Commander of Kosovo Security Force
- In office 18 March 2015 – 30 November 2021
- President: Atifete Jahjaga Hashim Thaçi Vjosa Osmani (acting) Glauk Konjufca Vjosa Osmani
- Ministry of Defence: Haki Demolli Rrustem Berisha Anton Quni Armend Mehaj
- Preceded by: Kadri Kastrati
- Succeeded by: Bashkim Jashari

Personal details
- Born: 5 June 1967 (age 58) Akrashticë, Vushtrri, SAP Kosovo, SFR Yugoslavia (present-day Kosovo)
- Profession: Military officer

Military service
- Allegiance: Kosovo
- Branch/service: Kosovo Liberation Army Kosovo Protection Corps Kosovo Security Force
- Years of service: 1998–1999, 2000–2009, 2009–2021
- Rank: Lieutenant General

= Rrahman Rama =

Kosovar military officer

Rrahman Rama is a Kosovar politician, and the former Lieutenant General Commander of the Kosovo Security Force from 18 March 2015 to 30 November 2021. Since 2025, he now serves as a member of the Assembly of the Republic of Kosovo.

==Military career==
In 2015, Rama was made the new Commander of the Kosovo Security Force by Presidential Decree, issued by President Atifete Jahjaga.

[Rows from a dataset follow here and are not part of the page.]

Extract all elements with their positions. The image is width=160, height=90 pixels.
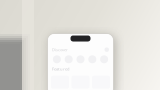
staticText: Featured — [52, 66, 70, 72]
button[interactable]: Profile — [104, 47, 109, 52]
button[interactable]: Category — [63, 55, 75, 63]
button[interactable]: Category — [51, 55, 63, 63]
staticText: Discover — [52, 47, 68, 52]
button[interactable]: Category — [75, 55, 86, 63]
button[interactable]: Category — [86, 55, 98, 63]
button[interactable]: Category — [98, 55, 110, 63]
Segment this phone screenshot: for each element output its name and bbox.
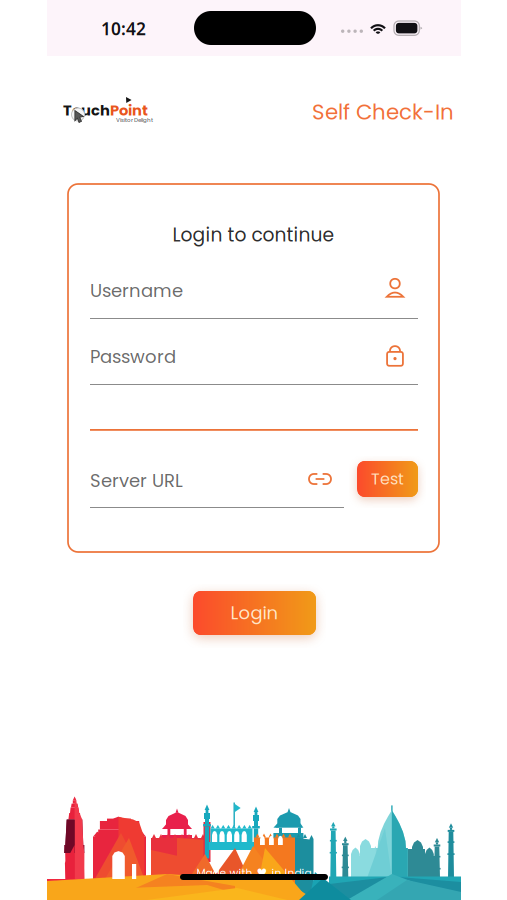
staticText: in India (272, 866, 312, 880)
staticText: Visitor Delight (116, 116, 153, 124)
staticText: Self Check-In (312, 97, 454, 127)
staticText: Made with (196, 866, 252, 880)
button[interactable]: Test (357, 461, 418, 497)
button[interactable]: Username (381, 275, 409, 303)
staticText: ♥ (256, 866, 268, 880)
staticText: Password (90, 344, 176, 369)
button[interactable]: Self Check-In (306, 93, 460, 131)
staticText: Touch (63, 100, 110, 120)
staticText: Test (371, 468, 404, 490)
staticText: Username (90, 278, 183, 303)
staticText: Login (230, 600, 278, 626)
staticText: Server URL (90, 468, 183, 493)
staticText: 10:42 (101, 17, 146, 40)
button[interactable]: Server link (303, 467, 337, 491)
staticText: Point (110, 100, 148, 120)
button[interactable]: Password (381, 338, 409, 372)
button[interactable]: Login (193, 591, 316, 635)
staticText: Login to continue (172, 222, 334, 248)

In 2020, Rama met with Macedonian President Stevo Pendarovski in Skopje. Rama supported North Macedonia's NATO membership claiming it would have a positive impact on the stability and prosperity of the entire region.

During an interview with Radio Kosova e Lirë, Rrahman Rama said the transformation of the Kosovo Security Force into Kosovo Armed Forces is a process that has started in cooperation with international partners.

On November 30, 2021, Rrahman Rama resigned from the post of Commander of Kosovo Security Force, being replaced by the nephew of the Kosovo Liberation Army founder Adem Jashari, Bashkim Jashari, who is at the same time the son of his aunt.